Monday, November 17, 2008

One last hurrah on database independence

I had mentioned in my previous post on database independence about Toon Koppelaars presentation on a database centric approach to application development. I contacted him and he said he was going to post his presentation on his site soon. But in the meantime, I thought I'd show one of his slides which I think speaks volumes to the performance aspects of trying to keep with a database independent approach.

The slide shows:
a) If you put business logic in the mid tier, you’ll call the dbms an order of magnitude more.
b) If you also put data logic in the mid tier, you’ll call the dbms two orders of magnitude more.
c) Finally, if you also don’t use SQL effectively, you’ll call the dbms three orders of magnitudes more.

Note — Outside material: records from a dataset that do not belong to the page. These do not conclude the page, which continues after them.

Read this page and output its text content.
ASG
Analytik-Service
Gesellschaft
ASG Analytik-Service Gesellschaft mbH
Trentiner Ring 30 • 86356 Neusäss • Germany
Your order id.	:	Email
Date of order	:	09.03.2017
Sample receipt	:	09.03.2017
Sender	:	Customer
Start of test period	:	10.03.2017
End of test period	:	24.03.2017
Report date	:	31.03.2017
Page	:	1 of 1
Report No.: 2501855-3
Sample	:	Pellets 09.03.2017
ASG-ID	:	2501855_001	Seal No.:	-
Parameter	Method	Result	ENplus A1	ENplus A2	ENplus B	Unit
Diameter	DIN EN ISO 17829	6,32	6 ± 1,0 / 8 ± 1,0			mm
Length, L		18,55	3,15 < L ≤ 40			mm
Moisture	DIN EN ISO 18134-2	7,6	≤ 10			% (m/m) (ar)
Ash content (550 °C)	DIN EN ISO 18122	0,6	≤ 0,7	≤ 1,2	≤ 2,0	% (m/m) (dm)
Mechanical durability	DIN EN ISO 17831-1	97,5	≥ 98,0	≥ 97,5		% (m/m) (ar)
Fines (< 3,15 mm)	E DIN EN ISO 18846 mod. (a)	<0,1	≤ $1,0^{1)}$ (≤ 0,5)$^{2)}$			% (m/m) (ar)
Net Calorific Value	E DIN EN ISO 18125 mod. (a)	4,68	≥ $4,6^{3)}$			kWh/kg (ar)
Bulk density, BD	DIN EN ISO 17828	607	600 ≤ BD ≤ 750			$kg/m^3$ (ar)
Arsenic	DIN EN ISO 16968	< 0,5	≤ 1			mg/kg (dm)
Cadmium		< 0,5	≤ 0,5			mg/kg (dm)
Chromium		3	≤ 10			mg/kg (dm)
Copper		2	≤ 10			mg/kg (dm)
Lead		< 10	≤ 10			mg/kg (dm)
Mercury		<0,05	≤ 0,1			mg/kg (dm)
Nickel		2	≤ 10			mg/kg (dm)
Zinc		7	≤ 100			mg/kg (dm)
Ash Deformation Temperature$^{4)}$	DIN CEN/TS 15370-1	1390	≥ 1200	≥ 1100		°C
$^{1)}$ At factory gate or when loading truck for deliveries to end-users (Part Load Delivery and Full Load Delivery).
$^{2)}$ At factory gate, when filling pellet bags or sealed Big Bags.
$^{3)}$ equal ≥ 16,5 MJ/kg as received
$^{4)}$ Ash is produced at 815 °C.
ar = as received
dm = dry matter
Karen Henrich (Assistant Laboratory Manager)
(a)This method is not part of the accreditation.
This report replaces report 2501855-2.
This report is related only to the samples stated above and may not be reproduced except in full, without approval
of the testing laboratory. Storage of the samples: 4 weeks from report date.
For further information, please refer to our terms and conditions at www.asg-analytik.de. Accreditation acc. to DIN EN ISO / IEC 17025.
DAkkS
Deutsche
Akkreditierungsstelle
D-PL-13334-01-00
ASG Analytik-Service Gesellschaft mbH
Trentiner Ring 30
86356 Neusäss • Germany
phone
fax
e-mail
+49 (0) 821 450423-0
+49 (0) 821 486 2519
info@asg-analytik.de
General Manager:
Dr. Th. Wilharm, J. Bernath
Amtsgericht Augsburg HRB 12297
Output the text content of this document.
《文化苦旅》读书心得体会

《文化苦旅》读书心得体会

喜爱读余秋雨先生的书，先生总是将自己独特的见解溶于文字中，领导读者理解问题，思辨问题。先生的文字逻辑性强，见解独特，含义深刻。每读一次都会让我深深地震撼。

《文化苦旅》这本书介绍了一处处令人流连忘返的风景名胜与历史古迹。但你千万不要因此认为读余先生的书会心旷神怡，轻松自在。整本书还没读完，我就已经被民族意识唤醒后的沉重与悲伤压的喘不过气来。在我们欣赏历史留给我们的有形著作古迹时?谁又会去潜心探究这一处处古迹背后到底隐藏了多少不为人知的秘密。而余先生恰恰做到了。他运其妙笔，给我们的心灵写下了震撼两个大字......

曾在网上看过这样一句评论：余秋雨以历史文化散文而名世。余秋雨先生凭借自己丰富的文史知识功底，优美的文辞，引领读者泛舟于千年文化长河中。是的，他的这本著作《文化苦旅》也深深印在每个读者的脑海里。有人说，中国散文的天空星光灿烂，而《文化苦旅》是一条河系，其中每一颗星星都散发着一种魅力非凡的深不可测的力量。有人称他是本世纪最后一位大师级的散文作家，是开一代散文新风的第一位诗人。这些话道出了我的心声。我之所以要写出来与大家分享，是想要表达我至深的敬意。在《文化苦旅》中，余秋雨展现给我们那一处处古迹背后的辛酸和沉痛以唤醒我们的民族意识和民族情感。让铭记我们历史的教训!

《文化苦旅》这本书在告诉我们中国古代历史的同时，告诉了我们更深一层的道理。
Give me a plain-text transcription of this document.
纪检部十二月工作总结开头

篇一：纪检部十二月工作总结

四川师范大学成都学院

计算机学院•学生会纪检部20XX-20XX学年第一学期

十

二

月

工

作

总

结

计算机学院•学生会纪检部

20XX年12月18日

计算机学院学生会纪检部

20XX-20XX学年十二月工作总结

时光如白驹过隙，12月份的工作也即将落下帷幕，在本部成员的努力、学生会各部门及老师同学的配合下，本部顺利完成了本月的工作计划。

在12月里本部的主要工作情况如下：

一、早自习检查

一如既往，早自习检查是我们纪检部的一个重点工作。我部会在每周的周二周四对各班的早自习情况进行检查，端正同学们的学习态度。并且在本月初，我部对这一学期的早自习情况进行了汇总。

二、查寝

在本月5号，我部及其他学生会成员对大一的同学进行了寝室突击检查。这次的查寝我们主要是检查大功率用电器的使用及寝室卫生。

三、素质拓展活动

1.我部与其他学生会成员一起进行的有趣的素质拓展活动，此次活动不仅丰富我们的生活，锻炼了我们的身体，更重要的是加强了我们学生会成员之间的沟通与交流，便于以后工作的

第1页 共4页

So, a single click on a "Save" button by the user can ultimately mean 100 calls the dbms has to execute to handle all the middle tier madness!

You should be able to download Toon's full presentation from very soon. Give it a's good stuff.

1 comment:

Wollaton DBA said...

Hi Karen,

To say that putting the business logic in the middle tier generates an in-ordinate amount of SQL calls depends on how an application has been designed. Specifically, are you using:-

1. Stored procedures
2. JDBC and / or Oracle JDBC extension statement batching ?.
3. middle tier caching techniques.
4. Using a caching technology that sits above the database but below the middle tier ?, coherence is one example of a product that facilitates this.
5. Exploiting Oracles array interface
6. Tuning the JDBC pre-fetch size to minimize network round trips.

As a general rule of thumb, processing should always be carried out closest to the resource that requires it. This is one of the best "designing for performance" patterns in the IT industry, as used with ExaData smart scan technology. I have seen instances on projects where stored procedures are called over and over and over again to validate data read in from files by Java against data cached in the middle tier, thus causing death by network round trips. Conversely, I have seen Java programmers attempt to do in Java what rich and mature functionality in the RDBMS already provides.

Some lateral thinking needs to be applied here. I would not necessarily advocate putting all the business logic in the database nor would I advocate putting this all in the middle tier and using Oracle as the "black box" that Tom Kyte often refers to.